Y, luego, agregó: “El valor fundamental del karate es la fortaleza de la mente, el espíritu y el cuerpo, más allá de tener un acondicionamiento físico. Si uno tiene un buen maestro, va a ser un buen karateka y persona, mientras que, si tiene una mala influencia, va a ser todo lo contrario. Creo que los conceptos principales del karate son: la defensa, primar la paz ante la violencia, cuidado y solidaridad con los compañeros, y paciencia”.

Asimismo, contó que hay dos tipos: por un lado, el karate tradicional y, por otro, el competitivo. Si bien en el pasado los incluidos en el primer grupo se jactaban de ser tradicionales y no competir, porque para ellos hacerlo en un torneo era un juego, mientras que el karate es una filosofía de vida, hoy se están abriendo y haciendo la doble fase. “Creo que la popularidad del karate en el país ha bajado, pero, ahora, con Cobra Kai, seguramente ha tenido una nueva subida. Es una linda propuesta, le han encontrado la vuelta para que todos los fans de las artes marciales sigan pendientes”, destacó.

Para Sergio el karate es el mejor arte marcial porque proporciona equilibrio entre manos y pies y, a su vez, seguridad. A modo de flashback, recordó una anécdota personal sobre el cuidado y el respeto a la disciplina: “Una vez, cuando tenía 17 años, fui con mis compañeros a un boliche en Belgrano y rebotamos con los patovicas, que nos habían tratado mal. Yo tuve la mala fortuna de querer enfrentar a uno de ellos, por la situación de injusticia con un amigo mío, y volví muy lastimado a casa.

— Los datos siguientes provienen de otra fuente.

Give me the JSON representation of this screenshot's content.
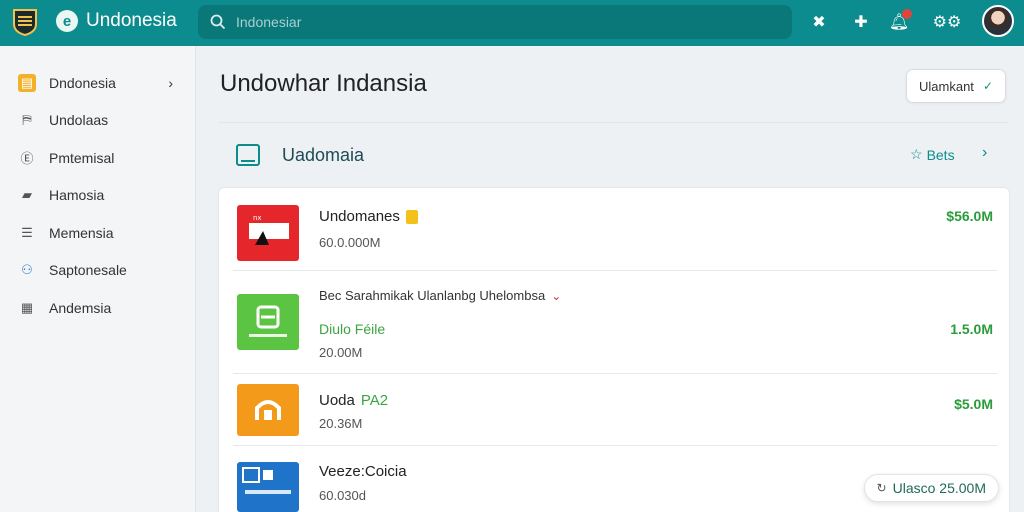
{
  "header": {
    "brand": "Undonesia",
    "search_placeholder": "Indonesiar"
  },
  "sidebar": {
    "items": [
      {
        "label": "Dndonesia",
        "icon": "document-icon",
        "active": true
      },
      {
        "label": "Undolaas",
        "icon": "map-icon"
      },
      {
        "label": "Pmtemisal",
        "icon": "coin-icon"
      },
      {
        "label": "Hamosia",
        "icon": "chart-icon"
      },
      {
        "label": "Memensia",
        "icon": "list-icon"
      },
      {
        "label": "Saptonesale",
        "icon": "people-icon"
      },
      {
        "label": "Andemsia",
        "icon": "table-icon"
      }
    ]
  },
  "main": {
    "title": "Undowhar Indansia",
    "dropdown": {
      "label": "Ulamkant"
    },
    "section": {
      "title": "Uadomaia",
      "link": "Bets"
    },
    "rows": [
      {
        "name": "Undomanes",
        "sub": "60.0.000M",
        "amount": "$56.0M"
      },
      {
        "heading": "Bec Sarahmikak Ulanlanbg Uhelombsa",
        "name": "Diulo Féile",
        "sub": "20.00M",
        "amount": "1.5.0M"
      },
      {
        "name": "Uoda",
        "name_accent": "PA2",
        "sub": "20.36M",
        "amount": "$5.0M"
      },
      {
        "name": "Veeze:Coicia",
        "sub": "60.030d",
        "pill": "Ulasco 25.00M"
      }
    ]
  },
  "colors": {
    "topbar": "#0c8c8e",
    "amount_green": "#2a9d3a",
    "accent_teal": "#0c8c8e"
  }
}
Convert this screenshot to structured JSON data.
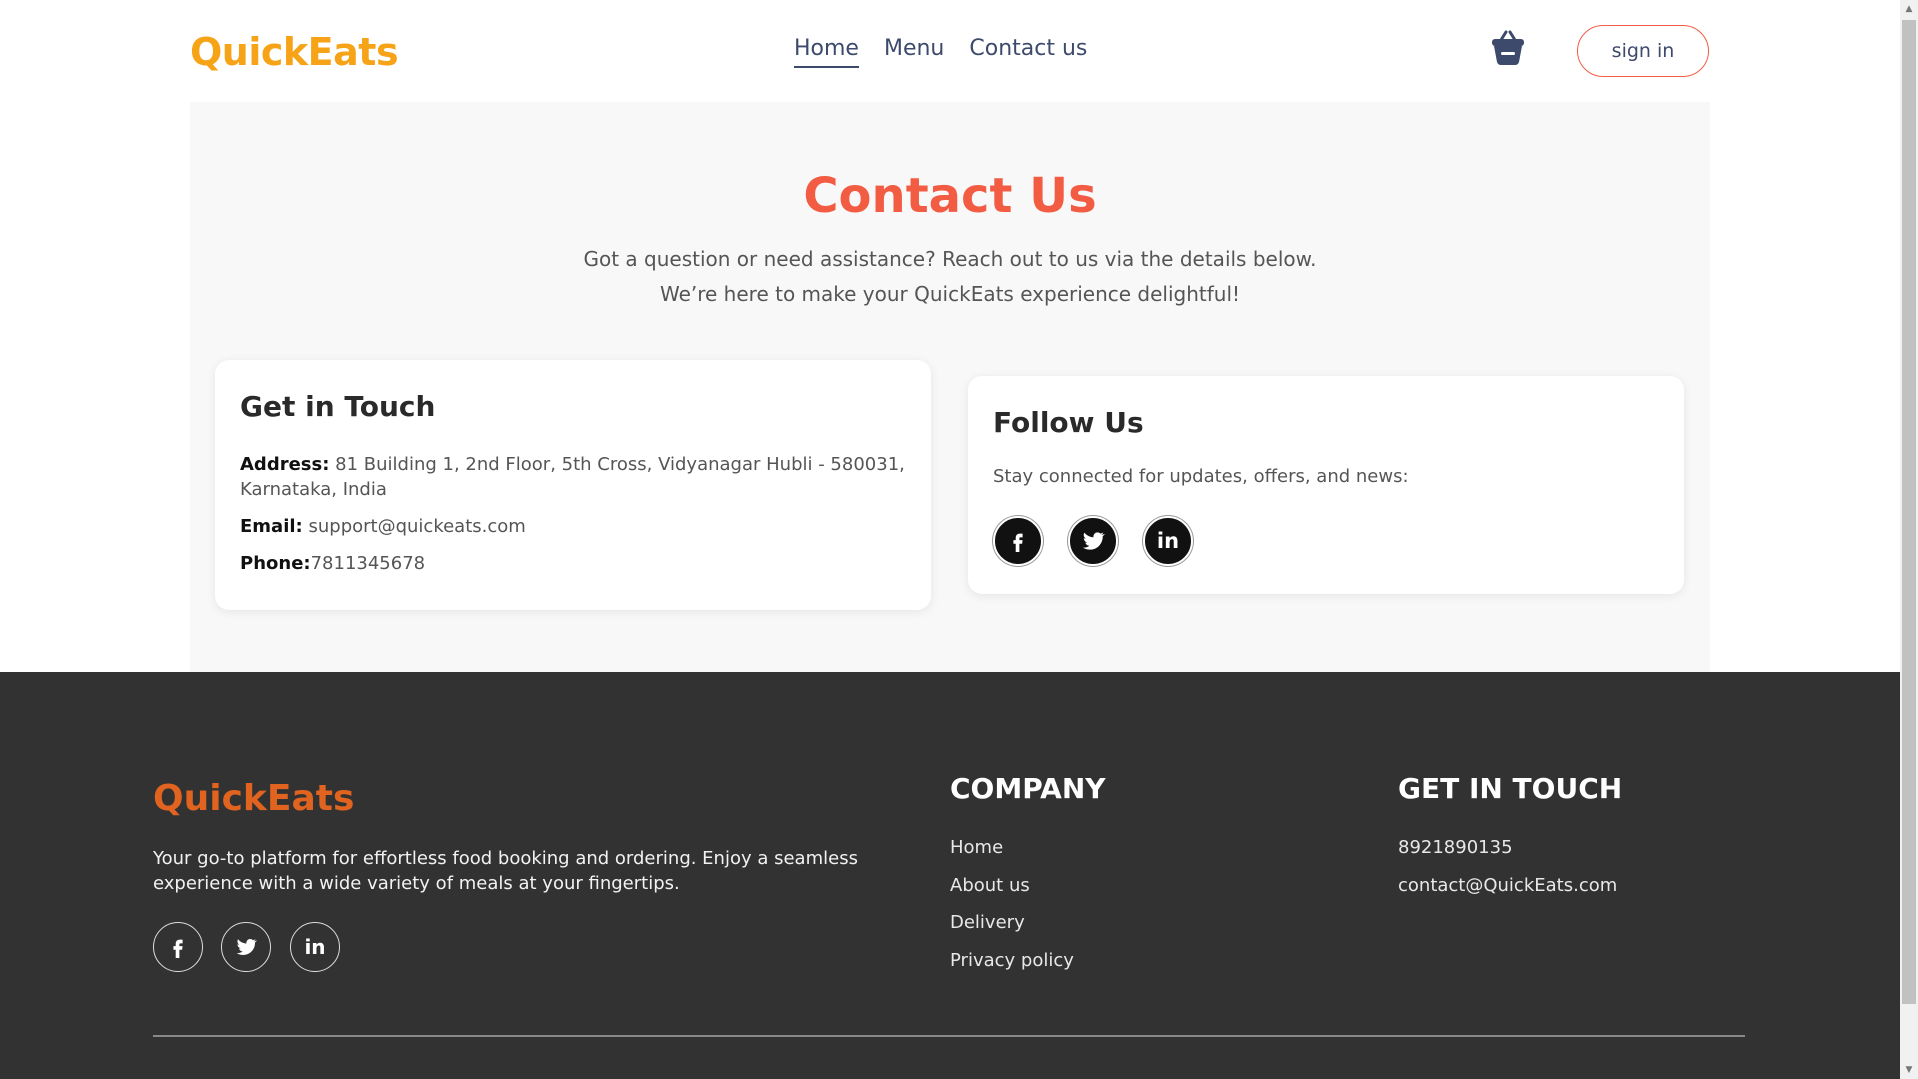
{
  "nav": {
    "logo": "QuickEats",
    "links": [
      {
        "label": "Home",
        "active": true
      },
      {
        "label": "Menu",
        "active": false
      },
      {
        "label": "Contact us",
        "active": false
      }
    ],
    "cart_icon": "basket-icon",
    "signin_label": "sign in"
  },
  "contact": {
    "title": "Contact Us",
    "subtitle_line1": "Got a question or need assistance? Reach out to us via the details below.",
    "subtitle_line2": "We’re here to make your QuickEats experience delightful!",
    "touch": {
      "heading": "Get in Touch",
      "address_label": "Address:",
      "address_value": "81 Building 1, 2nd Floor, 5th Cross, Vidyanagar Hubli - 580031, Karnataka, India",
      "email_label": "Email:",
      "email_value": "support@quickeats.com",
      "phone_label": "Phone:",
      "phone_value": "7811345678"
    },
    "follow": {
      "heading": "Follow Us",
      "text": "Stay connected for updates, offers, and news:",
      "icons": [
        "facebook-icon",
        "twitter-icon",
        "linkedin-icon"
      ]
    }
  },
  "footer": {
    "logo": "QuickEats",
    "description": "Your go-to platform for effortless food booking and ordering. Enjoy a seamless experience with a wide variety of meals at your fingertips.",
    "company_heading": "COMPANY",
    "company_links": [
      "Home",
      "About us",
      "Delivery",
      "Privacy policy"
    ],
    "touch_heading": "GET IN TOUCH",
    "phone": "8921890135",
    "email": "contact@QuickEats.com"
  },
  "colors": {
    "accent_orange": "#f6a317",
    "title_red": "#f25c43",
    "footer_logo": "#e0641f",
    "footer_bg": "#323232",
    "nav_text": "#3d4a6b"
  }
}
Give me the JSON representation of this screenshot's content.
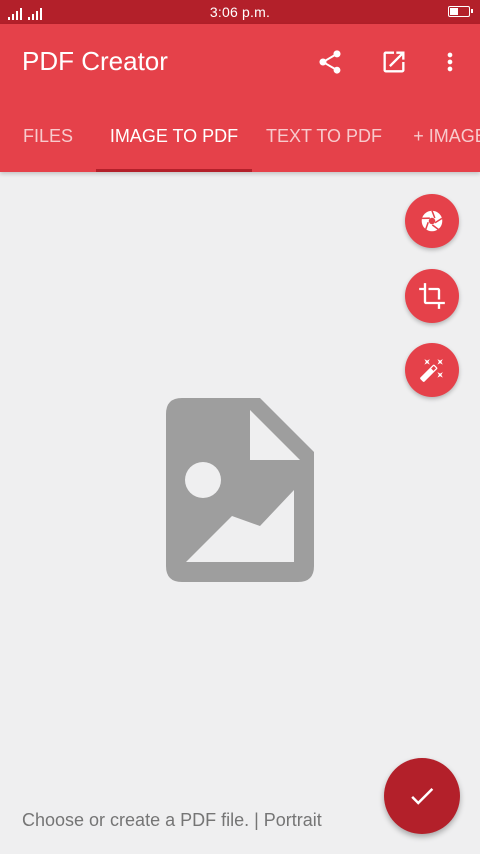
{
  "status_bar": {
    "time": "3:06 p.m."
  },
  "app_bar": {
    "title": "PDF Creator",
    "actions": [
      {
        "icon": "share-icon"
      },
      {
        "icon": "open-external-icon"
      },
      {
        "icon": "more-vert-icon"
      }
    ]
  },
  "tabs": [
    {
      "label": "FILES",
      "active": false
    },
    {
      "label": "IMAGE TO PDF",
      "active": true
    },
    {
      "label": "TEXT TO PDF",
      "active": false
    },
    {
      "label": "+ IMAGES",
      "active": false
    }
  ],
  "side_actions": [
    {
      "icon": "camera-shutter-icon"
    },
    {
      "icon": "crop-icon"
    },
    {
      "icon": "magic-wand-icon"
    }
  ],
  "placeholder": {
    "icon": "image-file-icon"
  },
  "footer": {
    "text": "Choose or create a PDF file. | Portrait"
  },
  "fab": {
    "icon": "check-icon"
  },
  "colors": {
    "status_bar": "#b3202a",
    "primary": "#e5414a",
    "accent_dark": "#b3202a",
    "background": "#efeff0",
    "placeholder_gray": "#9e9e9e",
    "footer_text": "#757575"
  }
}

Cuando mi papá me vio así me empezó a pegar patadas diciéndome que el karate no se utiliza para agarrarse a las trompadas, aunque hice bien en cierto sentido, en no pelearme. Yo sabía que si entraba con algún puño en algún punto que mi papá me había enseñado podía dañar realmente”.

UN VIAJE A JAPÓN DESDE BUENOS AIRES

Muchos de los elementos de la cultura oriental referidos en Cobra Kai, y previamente en Karate Kid, pueden encontrarse en el Jardín Japonés, ubicado en Avenida Casares 3.450, dentro del Parque 3 de Febrero de Palermo, en la Ciudad de Buenos Aires. Su inauguración fue el 17 de mayo de 1967, con la proyección y la construcción de la colectividad japonesa, para luego ser donado por intermedio de   la Embajada del Japón, a la Municipalidad de Buenos Aires, en agradecimiento al pueblo argentino por ser el país que le abrió sus brazos en tiempos de inmigración.

“Los valores del Jardín Japonés son: cuidar el lugar histórico, cuidar el medio ambiente, y difundir cultura, arte culinario y deporte de Japón. Se trata de cuidar este lugar histórico de la ciudad, es un pequeño Japón en Argentina, por lo que tenemos esa responsabilidad todos los días de nuestras vidas”, concluyó Miyagi, que se desempeña en el área de prensa del espacio.